Riley Keough, one of the film’s stars, sent in several self-recorded audition videos before she was finally called by Ms. Venditti, whose audition process was new to her: casual conversation, personal questions, on-camera the shoulder, movement.

“It’s like you’re shooting a scene,” Ms Keough said, calling in from a set in New Orleans, before stopping to receive a Covid test swab, then adding: “It’s like whether the audition should be.”

Ms. Venditti takes this same unconventional process regardless of the experience level of the aspirant. Angus Cloud, now Fezco on “Euphoria,” was discovered on the street by one of his scouts. Ms. Venditti released him on camera with questions about his life and taught him to improvise. “She kind of gives off that family vibe, that aunt vibe, you know? That motherly vibe,” Mr. Cloud said in his now signature whistling purr, calling from the back porch of his Los Angeles home. “I have a lot of love for her.”
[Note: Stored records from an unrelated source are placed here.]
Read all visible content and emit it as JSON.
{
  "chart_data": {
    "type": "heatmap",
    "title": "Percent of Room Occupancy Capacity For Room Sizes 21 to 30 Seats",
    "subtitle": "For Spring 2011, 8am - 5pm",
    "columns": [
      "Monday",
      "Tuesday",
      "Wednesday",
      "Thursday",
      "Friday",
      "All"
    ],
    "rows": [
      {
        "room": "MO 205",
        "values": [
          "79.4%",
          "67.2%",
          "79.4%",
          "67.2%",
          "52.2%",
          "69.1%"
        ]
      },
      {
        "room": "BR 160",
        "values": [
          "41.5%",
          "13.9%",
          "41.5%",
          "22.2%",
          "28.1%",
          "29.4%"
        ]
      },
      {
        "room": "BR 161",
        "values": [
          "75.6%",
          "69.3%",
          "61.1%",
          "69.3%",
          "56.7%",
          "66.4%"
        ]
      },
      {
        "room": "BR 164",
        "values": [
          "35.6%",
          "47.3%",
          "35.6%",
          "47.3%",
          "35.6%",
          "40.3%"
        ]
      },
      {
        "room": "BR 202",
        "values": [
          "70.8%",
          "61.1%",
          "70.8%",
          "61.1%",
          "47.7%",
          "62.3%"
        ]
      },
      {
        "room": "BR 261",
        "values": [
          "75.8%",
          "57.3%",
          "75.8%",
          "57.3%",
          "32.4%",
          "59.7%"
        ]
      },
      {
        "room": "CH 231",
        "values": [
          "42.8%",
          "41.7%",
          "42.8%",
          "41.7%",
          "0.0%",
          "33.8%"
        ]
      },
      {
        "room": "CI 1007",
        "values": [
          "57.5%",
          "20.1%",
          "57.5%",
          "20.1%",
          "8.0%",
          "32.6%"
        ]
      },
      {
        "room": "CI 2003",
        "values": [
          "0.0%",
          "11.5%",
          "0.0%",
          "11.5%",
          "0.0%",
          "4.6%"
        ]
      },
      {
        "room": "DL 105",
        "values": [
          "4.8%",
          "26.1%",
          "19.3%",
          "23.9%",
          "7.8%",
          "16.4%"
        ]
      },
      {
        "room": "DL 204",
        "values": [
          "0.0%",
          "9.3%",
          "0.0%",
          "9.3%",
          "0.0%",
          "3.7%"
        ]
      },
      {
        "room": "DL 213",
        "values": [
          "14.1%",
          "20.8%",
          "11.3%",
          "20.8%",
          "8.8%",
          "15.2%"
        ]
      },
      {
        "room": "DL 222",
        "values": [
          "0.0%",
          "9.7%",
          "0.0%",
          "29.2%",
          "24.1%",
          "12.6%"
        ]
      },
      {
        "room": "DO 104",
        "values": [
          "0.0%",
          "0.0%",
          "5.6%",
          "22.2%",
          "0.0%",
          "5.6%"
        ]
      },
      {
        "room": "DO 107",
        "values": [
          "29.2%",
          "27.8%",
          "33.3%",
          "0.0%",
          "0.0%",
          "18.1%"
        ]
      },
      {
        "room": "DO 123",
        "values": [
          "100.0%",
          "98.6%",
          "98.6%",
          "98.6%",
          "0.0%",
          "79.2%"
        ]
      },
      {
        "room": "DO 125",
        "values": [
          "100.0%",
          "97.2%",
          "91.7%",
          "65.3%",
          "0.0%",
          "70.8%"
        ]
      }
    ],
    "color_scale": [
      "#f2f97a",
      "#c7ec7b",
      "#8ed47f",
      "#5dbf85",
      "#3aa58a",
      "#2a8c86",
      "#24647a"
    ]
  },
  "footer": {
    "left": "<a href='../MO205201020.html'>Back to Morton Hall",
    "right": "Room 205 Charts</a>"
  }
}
Ms. Venditti uses a network of trusted scouts, but finding raw talent in the wild is an increasingly elusive game. Thanks to social media, ordinary people are thrust into the role of performers, putting themselves forward at all times, hoping to bait the algorithms and, in turn, your eyes.

“The person who wants to be found, in my experience, is never the one I want to find,” Ms. Venditti said.